Getting the timing right allows you to negotiate while your employer is in the best possible mood. This will improve your chances of getting a yes and receiving the amount you were hoping for.
How to respond when they say yes
Even when employers agree to give you a raise, they may not offer you the amount you originally wanted. In this scenario, you need to be ready to negotiate the actual number. While some people might feel intimidated by the idea of discussing exact dollar amounts with their employers, it is a perfectly normal process, and your employer will most likely expect you to negotiate with them. Here are a few tips to make sure you walk out with a raise you are happy with:
Start with a higher figure
Most likely, your employer will ask you how much of a raise you would like. This is the start of your negotiation. Begin with a figure that is higher than your target amount. This should not be an outlandishly high number, but you should choose a number at the higher end of the range that you calculated when you were preparing for this meeting.
Balance persistence and flexibility
This can be challenging, but it is important to find a balance between being determined to get a raise that reflects your worth and being flexible enough to come down to an amount your employer is comfortable with. One way to do this by negotiating in smaller increments.
Establish a timeline
If your employer says that they would offer you a raise but there isn't room for it in the budget, work with them to establish a timeline for when the raise can occur. It is important to get a fixed date. You might consider tying it to specific goals or achievements on your part. For example, you might get the raise once you have increased revenue or cut costs by a certain percentage within a specific timeline.
How to respond when they say no
If your employer rejects your raise request, it is important to handle the rejection well to maintain an amicable relationship. You also want to handle it well because there is still the option to ask for some alternative benefits in place of the raise. Here are a few tips for ending a raise negotiation that didn't go the way you had hoped:
Ask for alternative benefits
If your employer rejected the raise but still seemed receptive to your overall argument about the value you bring to the company, you might be able to ask for the other benefits you listed in your preparation phase. You will have to use your best judgment here to decide if this is an appropriate step.
Thank them for their time
Leave the meeting on a positive note. Even if you are considering finding a new job now that you know you aren't getting a raise, you still want to stay on good terms with your current employer. Be professional and polite throughout the entire conversation.
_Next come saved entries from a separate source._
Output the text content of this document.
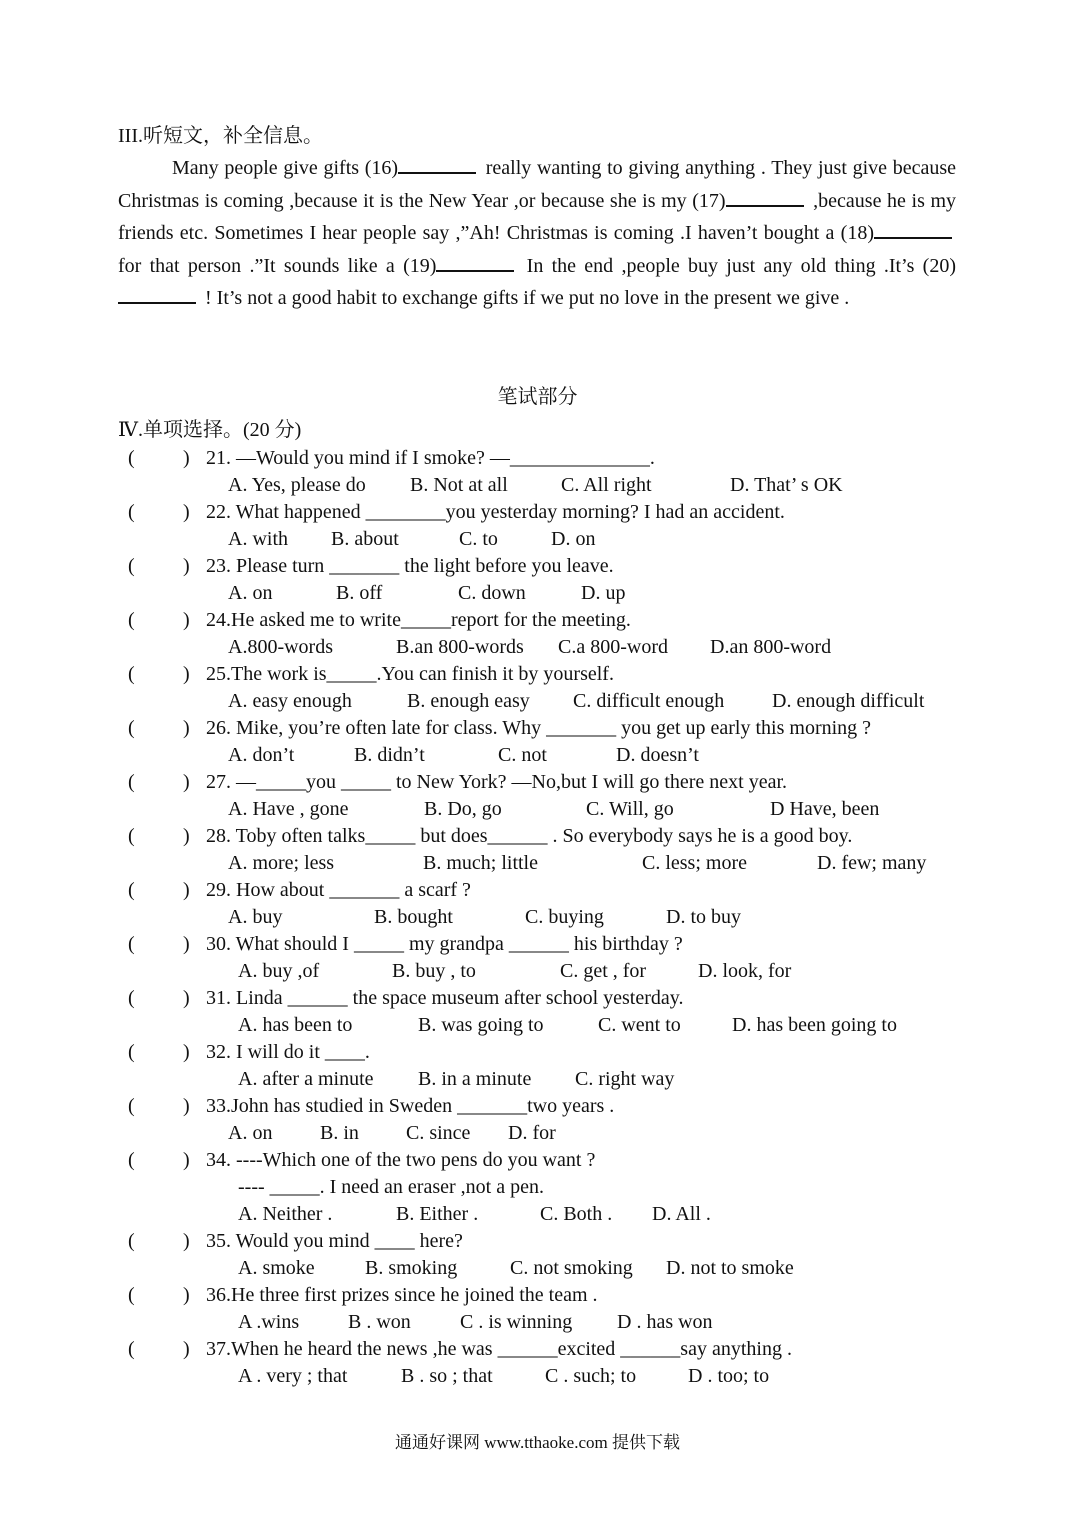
III.听短文，补全信息。
Many people give gifts (16)	really wanting to giving anything . They just give because Christmas is coming ,because it is the New Year ,or because she is my (17)	,because he is my friends etc. Sometimes I hear people say ,”Ah! Christmas is coming .I haven’t bought a (18) for that person .”It sounds like a (19)	In the end ,people buy just any old thing .It’s (20) ! It’s not a good habit to exchange gifts if we put no love in the present we give .
笔试部分
Ⅳ.单项选择。(20 分)
( ) 21. —Would you mind if I smoke? —______________.
A. Yes, please do B. Not at all	C. All right	D. That’ s OK
( ) 22. What happened ________you yesterday morning? I had an accident.
A. with B. about	C. to	D. on
( ) 23. Please turn _______ the light before you leave.
A. on	B. off	C. down	D. up
( ) 24.He asked me to write_____report for the meeting.
A.800-words	B.an 800-words C.a 800-word D.an 800-word
( ) 25.The work is_____.You can finish it by yourself.
A. easy enough	B. enough easy C. difficult enough D. enough difficult
( ) 26. Mike, you’re often late for class. Why _______ you get up early this morning ?
A. don’t	B. didn’t	C. not	D. doesn’t
( ) 27. —_____you _____ to New York? —No,but I will go there next year.
A. Have , gone	B. Do, go	C. Will, go	D Have, been
( ) 28. Toby often talks_____ but does______ . So everybody says he is a good boy.
A. more; less	B. much; little	C. less; more	D. few; many
( ) 29. How about _______ a scarf ?
A. buy	B. bought	C. buying	D. to buy
( ) 30. What should I _____ my grandpa ______ his birthday ?
A. buy ,of	B. buy , to	C. get , for	D. look, for
( ) 31. Linda ______ the space museum after school yesterday.
A. has been to	B. was going to	C. went to	D. has been going to
( ) 32. I will do it ____.
A. after a minute B. in a minute C. right way
( ) 33.John has studied in Sweden _______two years .
A. on B. in C. since D. for
( ) 34. ----Which one of the two pens do you want ?
---- _____. I need an eraser ,not a pen.
A. Neither .	B. Either .	C. Both . D. All .
( ) 35. Would you mind ____ here?
A. smoke	B. smoking	C. not smoking D. not to smoke
( ) 36.He three first prizes since he joined the team .
A .wins B . won C . is winning D . has won
( ) 37.When he heard the news ,he was ______excited ______say anything .
A . very ; that	B . so ; that	C . such; to	D . too; to
通通好课网 www.tthaoke.com 提供下载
Being professional and polite is important, but it doesn't mean you need to apologize for asking for the raise. You did not waste their time, and you did not overstep your bounds. Asking for a raise, even when you don't get it, is a good way to demonstrate that you recognize your worth. While it is important to be calm and understanding when things don't go your way, you should walk out of that meeting with confidence. If you apologize, you're suggesting to the employer that asking for a raise was a mistake, which will work against you when you prepare to ask again.
Ask for feedback
If an employer rejects a raise request, they have a reason for it. Getting feedback about why they said no can help you determine what your next steps should be to make sure that you get a positive response in the future. Remember that asking for feedback is not a time to argue or dispute their reasoning. This is the time for you to listen, take notes and prepare to move forward.